UNSW Law’s Dr Jennifer Moore, who earlier this month was the runner-up for the KPMG Inspiring Teacher in a First Year Undergraduate Program Award, has collaborated with Dr Marie Bismark (University of Melbourne) and Professor Michelle Mello (Stanford), on a paper exploring the opportunities that exist for healthcare institutions and policymakers to develop and improve on patient-centered responses to medical injuries, as an alternative to medical malpractice litigation.

The paper, Patients’ Experiences with Communication-and-Resolution Programs After Medical Injury*, published in the Journal of the American Medical Association Internal Medicine, looked at patient experiences with ‘communication and resolution programs’, also known as CRPs, after they had experienced medical injury or serious issues in care. The research included interviews with patients, family members and staff at three US hospitals that operate communication and resolution programs.

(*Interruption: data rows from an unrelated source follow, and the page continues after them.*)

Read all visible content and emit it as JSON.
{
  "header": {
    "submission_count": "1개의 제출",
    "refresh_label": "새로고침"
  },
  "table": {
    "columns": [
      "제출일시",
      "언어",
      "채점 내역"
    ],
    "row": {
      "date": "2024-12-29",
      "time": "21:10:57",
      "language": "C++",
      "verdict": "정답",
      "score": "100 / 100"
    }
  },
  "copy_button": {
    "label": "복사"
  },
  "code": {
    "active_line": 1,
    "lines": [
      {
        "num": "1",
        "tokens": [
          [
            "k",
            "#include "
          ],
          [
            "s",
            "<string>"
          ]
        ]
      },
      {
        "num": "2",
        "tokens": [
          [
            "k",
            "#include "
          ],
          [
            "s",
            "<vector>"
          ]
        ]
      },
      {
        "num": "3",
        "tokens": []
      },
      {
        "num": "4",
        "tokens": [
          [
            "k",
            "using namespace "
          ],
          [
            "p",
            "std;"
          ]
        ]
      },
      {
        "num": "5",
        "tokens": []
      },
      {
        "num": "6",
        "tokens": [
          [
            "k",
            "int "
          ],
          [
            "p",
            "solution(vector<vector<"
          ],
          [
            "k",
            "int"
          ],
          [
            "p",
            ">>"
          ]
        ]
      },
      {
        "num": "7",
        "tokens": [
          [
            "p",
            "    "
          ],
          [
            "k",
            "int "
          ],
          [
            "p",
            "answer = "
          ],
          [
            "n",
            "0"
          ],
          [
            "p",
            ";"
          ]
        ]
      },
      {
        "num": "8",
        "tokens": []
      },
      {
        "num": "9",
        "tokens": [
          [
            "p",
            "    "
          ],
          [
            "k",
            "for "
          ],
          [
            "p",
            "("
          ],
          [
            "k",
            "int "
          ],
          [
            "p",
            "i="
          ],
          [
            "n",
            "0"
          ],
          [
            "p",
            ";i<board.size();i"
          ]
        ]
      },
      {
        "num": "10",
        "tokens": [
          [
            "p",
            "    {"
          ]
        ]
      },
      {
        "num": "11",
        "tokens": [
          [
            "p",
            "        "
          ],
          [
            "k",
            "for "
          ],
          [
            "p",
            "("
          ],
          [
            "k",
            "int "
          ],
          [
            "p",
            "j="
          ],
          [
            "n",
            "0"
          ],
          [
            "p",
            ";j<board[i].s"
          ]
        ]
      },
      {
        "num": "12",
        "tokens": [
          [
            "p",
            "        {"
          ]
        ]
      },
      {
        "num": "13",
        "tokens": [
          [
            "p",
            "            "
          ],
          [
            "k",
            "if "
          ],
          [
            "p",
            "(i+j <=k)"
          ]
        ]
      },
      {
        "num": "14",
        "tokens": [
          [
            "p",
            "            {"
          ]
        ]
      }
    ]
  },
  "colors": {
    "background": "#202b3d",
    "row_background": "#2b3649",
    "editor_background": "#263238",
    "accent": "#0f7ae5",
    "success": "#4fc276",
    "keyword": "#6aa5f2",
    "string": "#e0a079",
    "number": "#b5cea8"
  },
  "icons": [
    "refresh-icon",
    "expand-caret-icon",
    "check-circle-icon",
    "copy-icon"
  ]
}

CRPs aim to meet patient safety goals and liability cost reduction goals by providing meaningful disclosures, apologies and proactive compensation offers to patients rather than waiting for the patient to take legal action.

Identifying feasible, cost-effective, ethically acceptable approaches to resolving medical malpractice incidents without recourse to litigation is an issue that attracts keen interest from policymakers and healthcare institutions alike.

For example, the United States Government Agency for Healthcare Research and Quality, recently invested millions in developing a toolkit to scale up the communication and resolution approach for nationwide implementation. Despite such investments, very little is known about patients’ experiences with alternative medical injury resolution processes as institutions are reluctant to approve this type of research.

Hospitals are concerned that research may provoke legal action. However, the results of Moore, Bismark and Mello’s research should ease such fears and encourage institutions to reach out to injured patients. 

You can listen to a podcast with authors Professor Michelle Mello and Dr Jennifer Moore on the JAMA Internal Medicine podcast here.  

*This paper reports the results from the US data collection. The results from the New Zealand study were published earlier this year in the BMJ Quality and Safety.